Some data on the shape of the forgetting curve
Ebbinghaus's classic forgetting curve may not match real flashcard performance data.
A recent LessWrong post by user nwm challenges the widely accepted exponential forgetting curve, originally derived from Hermann Ebbinghaus's 1885 experiments. The classic curve, often depicted as a steep drop in retention over time, is based on 'savings'—the time saved when relearning information—rather than direct measures of recall probability. nwm analyzes their own spaced-repetition data, specifically performance on the fourth response after three consecutive correct answers (CCC prefix), and finds that the data does not clearly follow an exponential distribution.
Using Bayesian information criterion (BIC) analyses, nwm shows that models with fewer parameters, including linear fits, perform nearly as well as more complex ones, suggesting any distribution can approximate the data.
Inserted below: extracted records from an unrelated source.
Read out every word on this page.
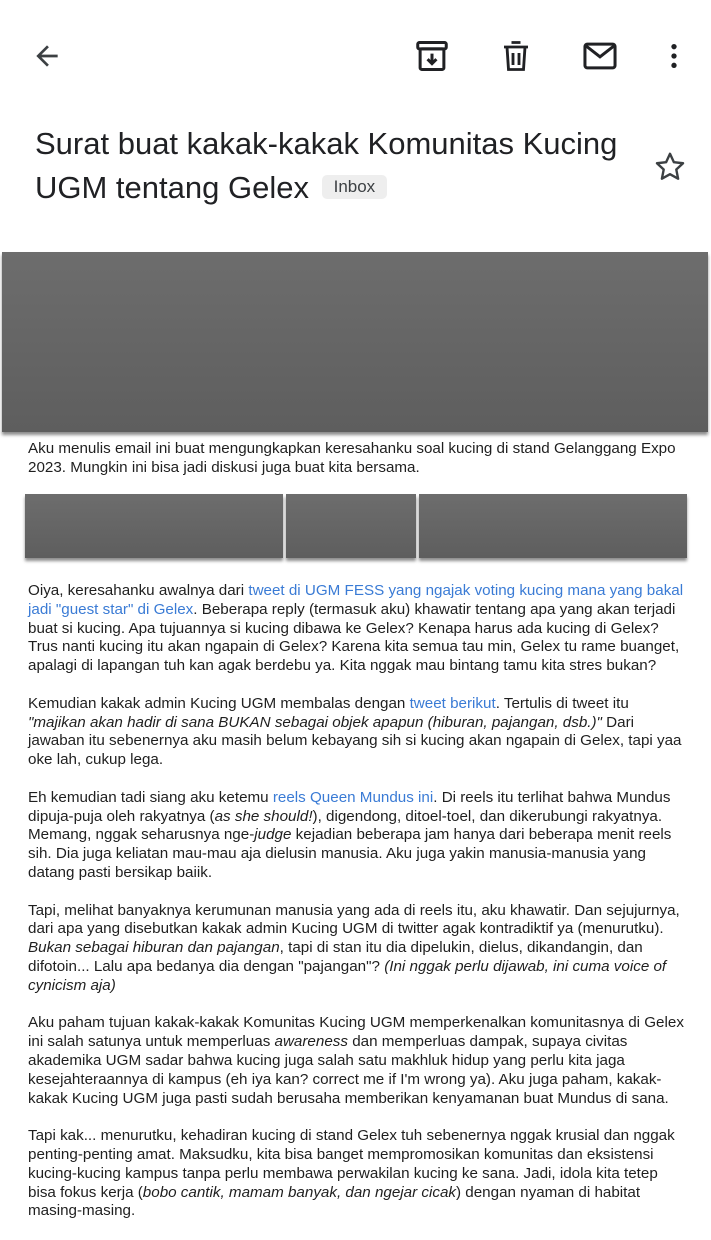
Surat buat kakak-kakak Komunitas Kucing UGM tentang Gelex Inbox

Aku menulis email ini buat mengungkapkan keresahanku soal kucing di stand Gelanggang Expo 2023. Mungkin ini bisa jadi diskusi juga buat kita bersama.

Oiya, keresahanku awalnya dari tweet di UGM FESS yang ngajak voting kucing mana yang bakal jadi "guest star" di Gelex. Beberapa reply (termasuk aku) khawatir tentang apa yang akan terjadi buat si kucing. Apa tujuannya si kucing dibawa ke Gelex? Kenapa harus ada kucing di Gelex? Trus nanti kucing itu akan ngapain di Gelex? Karena kita semua tau min, Gelex tu rame buanget, apalagi di lapangan tuh kan agak berdebu ya. Kita nggak mau bintang tamu kita stres bukan?

Kemudian kakak admin Kucing UGM membalas dengan tweet berikut. Tertulis di tweet itu "majikan akan hadir di sana BUKAN sebagai objek apapun (hiburan, pajangan, dsb.)" Dari jawaban itu sebenernya aku masih belum kebayang sih si kucing akan ngapain di Gelex, tapi yaa oke lah, cukup lega.

Eh kemudian tadi siang aku ketemu reels Queen Mundus ini. Di reels itu terlihat bahwa Mundus dipuja-puja oleh rakyatnya (as she should!), digendong, ditoel-toel, dan dikerubungi rakyatnya. Memang, nggak seharusnya nge-judge kejadian beberapa jam hanya dari beberapa menit reels sih. Dia juga keliatan mau-mau aja dielusin manusia. Aku juga yakin manusia-manusia yang datang pasti bersikap baiik.

Tapi, melihat banyaknya kerumunan manusia yang ada di reels itu, aku khawatir. Dan sejujurnya, dari apa yang disebutkan kakak admin Kucing UGM di twitter agak kontradiktif ya (menurutku). Bukan sebagai hiburan dan pajangan, tapi di stan itu dia dipelukin, dielus, dikandangin, dan difotoin... Lalu apa bedanya dia dengan "pajangan"? (Ini nggak perlu dijawab, ini cuma voice of cynicism aja)

Aku paham tujuan kakak-kakak Komunitas Kucing UGM memperkenalkan komunitasnya di Gelex ini salah satunya untuk memperluas awareness dan memperluas dampak, supaya civitas akademika UGM sadar bahwa kucing juga salah satu makhluk hidup yang perlu kita jaga kesejahteraannya di kampus (eh iya kan? correct me if I'm wrong ya). Aku juga paham, kakak-kakak Kucing UGM juga pasti sudah berusaha memberikan kenyamanan buat Mundus di sana.

Tapi kak... menurutku, kehadiran kucing di stand Gelex tuh sebenernya nggak krusial dan nggak penting-penting amat. Maksudku, kita bisa banget mempromosikan komunitas dan eksistensi kucing-kucing kampus tanpa perlu membawa perwakilan kucing ke sana. Jadi, idola kita tetep bisa fokus kerja (bobo cantik, mamam banyak, dan ngejar cicak) dengan nyaman di habitat masing-masing.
The author emphasizes that the pragmatic takeaway is to prioritize the ergonomics of broader learning systems over fine-tuning algorithmic details. This post adds to ongoing debates in the spaced-repetition community, where some advocate for power laws or other models, but the core insight remains: real-world forgetting curves may not match textbook schematics.
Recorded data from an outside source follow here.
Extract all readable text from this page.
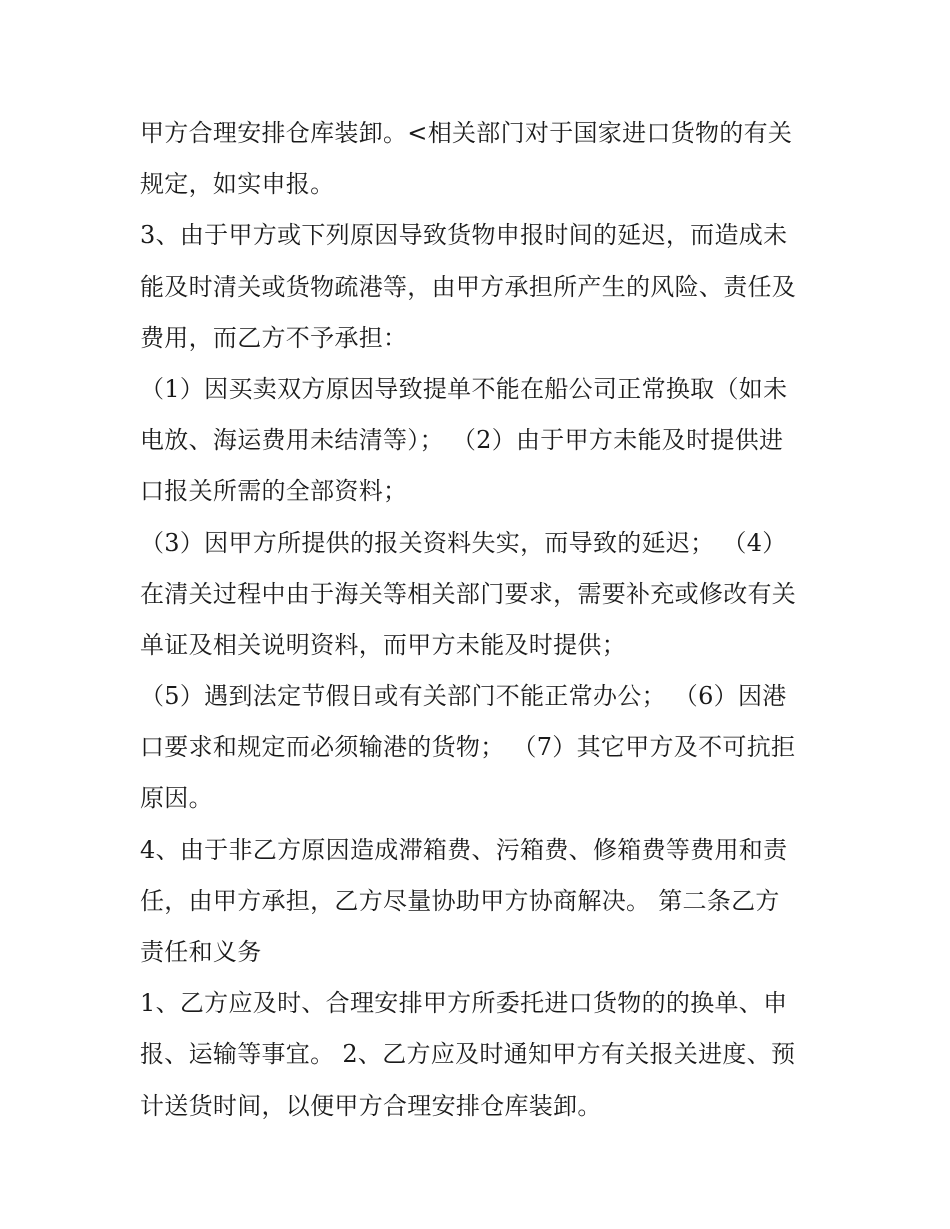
甲方合理安排仓库装卸。<相关部门对于国家进口货物的有关
规定，如实申报。
3、由于甲方或下列原因导致货物申报时间的延迟，而造成未
能及时清关或货物疏港等，由甲方承担所产生的风险、责任及
费用，而乙方不予承担：
（1）因买卖双方原因导致提单不能在船公司正常换取（如未
电放、海运费用未结清等）； （2）由于甲方未能及时提供进
口报关所需的全部资料；
（3）因甲方所提供的报关资料失实，而导致的延迟； （4）
在清关过程中由于海关等相关部门要求，需要补充或修改有关
单证及相关说明资料，而甲方未能及时提供；
（5）遇到法定节假日或有关部门不能正常办公； （6）因港
口要求和规定而必须输港的货物； （7）其它甲方及不可抗拒
原因。
4、由于非乙方原因造成滞箱费、污箱费、修箱费等费用和责
任，由甲方承担，乙方尽量协助甲方协商解决。 第二条乙方
责任和义务
1、乙方应及时、合理安排甲方所委托进口货物的的换单、申
报、运输等事宜。 2、乙方应及时通知甲方有关报关进度、预
计送货时间，以便甲方合理安排仓库装卸。
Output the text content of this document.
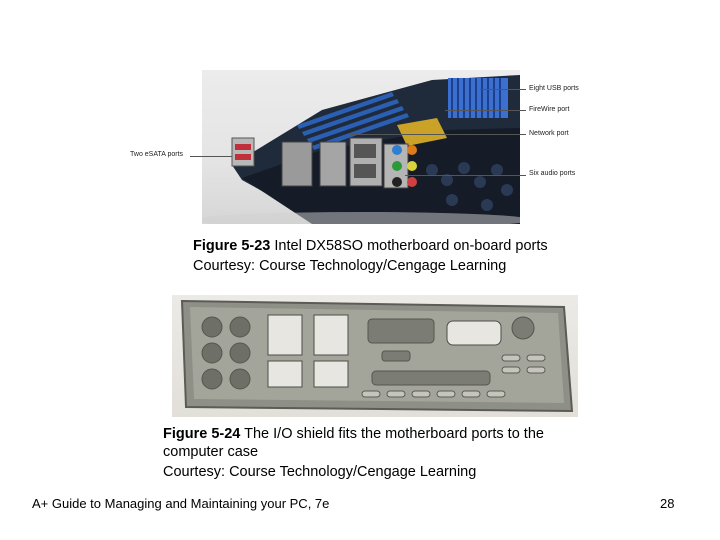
Eight USB ports
FireWire port
Network port
Six audio ports
Two eSATA ports
Figure 5-23 Intel DX58SO motherboard on-board ports
Courtesy: Course Technology/Cengage Learning
Figure 5-24 The I/O shield fits the motherboard ports to the
computer case
Courtesy: Course Technology/Cengage Learning
A+ Guide to Managing and Maintaining your PC, 7e	28
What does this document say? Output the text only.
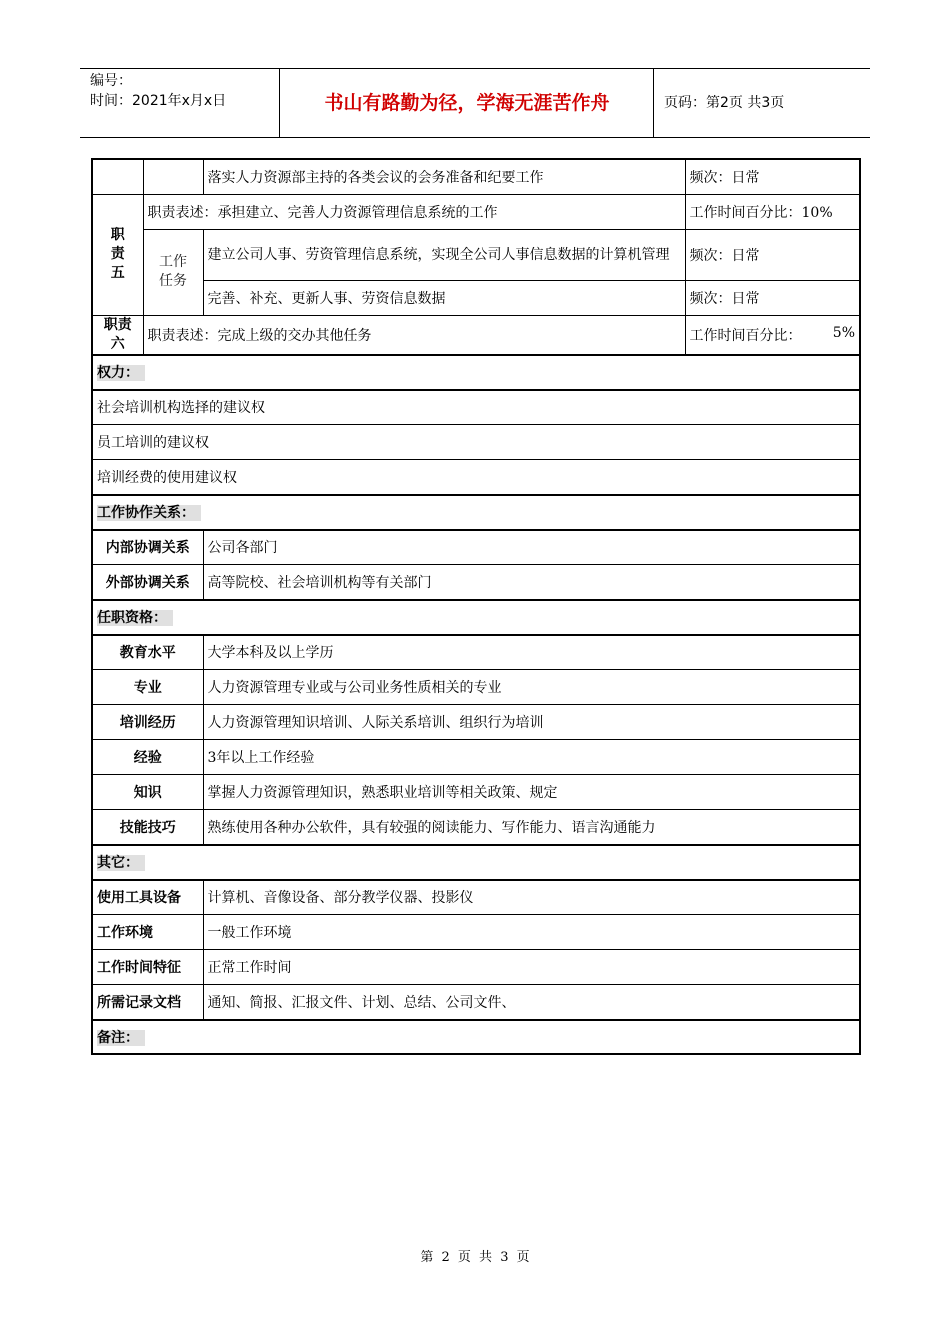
编号：
时间：2021年x月x日	书山有路勤为径，学海无涯苦作舟	页码：第2页 共3页
		落实人力资源部主持的各类会议的会务准备和纪要工作	频次：日常
职责五	职责表述：承担建立、完善人力资源管理信息系统的工作		工作时间百分比：10%
	工作任务	建立公司人事、劳资管理信息系统，实现全公司人事信息数据的计算机管理	频次：日常
		完善、补充、更新人事、劳资信息数据	频次：日常
职责六	职责表述：完成上级的交办其他任务		工作时间百分比： 5%

权力：			
社会培训机构选择的建议权			
员工培训的建议权			
培训经费的使用建议权			
工作协作关系：			
内部协调关系		公司各部门	
外部协调关系		高等院校、社会培训机构等有关部门	
任职资格：			
教育水平		大学本科及以上学历	
专业		人力资源管理专业或与公司业务性质相关的专业	
培训经历		人力资源管理知识培训、人际关系培训、组织行为培训	
经验		3年以上工作经验	
知识		掌握人力资源管理知识，熟悉职业培训等相关政策、规定	
技能技巧		熟练使用各种办公软件，具有较强的阅读能力、写作能力、语言沟通能力	
其它：			
使用工具设备		计算机、音像设备、部分教学仪器、投影仪	
工作环境		一般工作环境	
工作时间特征		正常工作时间	
所需记录文档		通知、简报、汇报文件、计划、总结、公司文件、	
备注：			
第 2 页 共 3 页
- Ebbinghaus's forgetting curve is based on 'savings' metric, not modern recall probability.
- nwm's CCC-prefix data shows no clear exponential fit; linear models perform similarly.
- Author suggests focusing on learning system ergonomics over precise algorithmic models.
Why It Matters
This challenges foundational assumptions in spaced-repetition software design, urging a shift from algorithmic precision to user experience.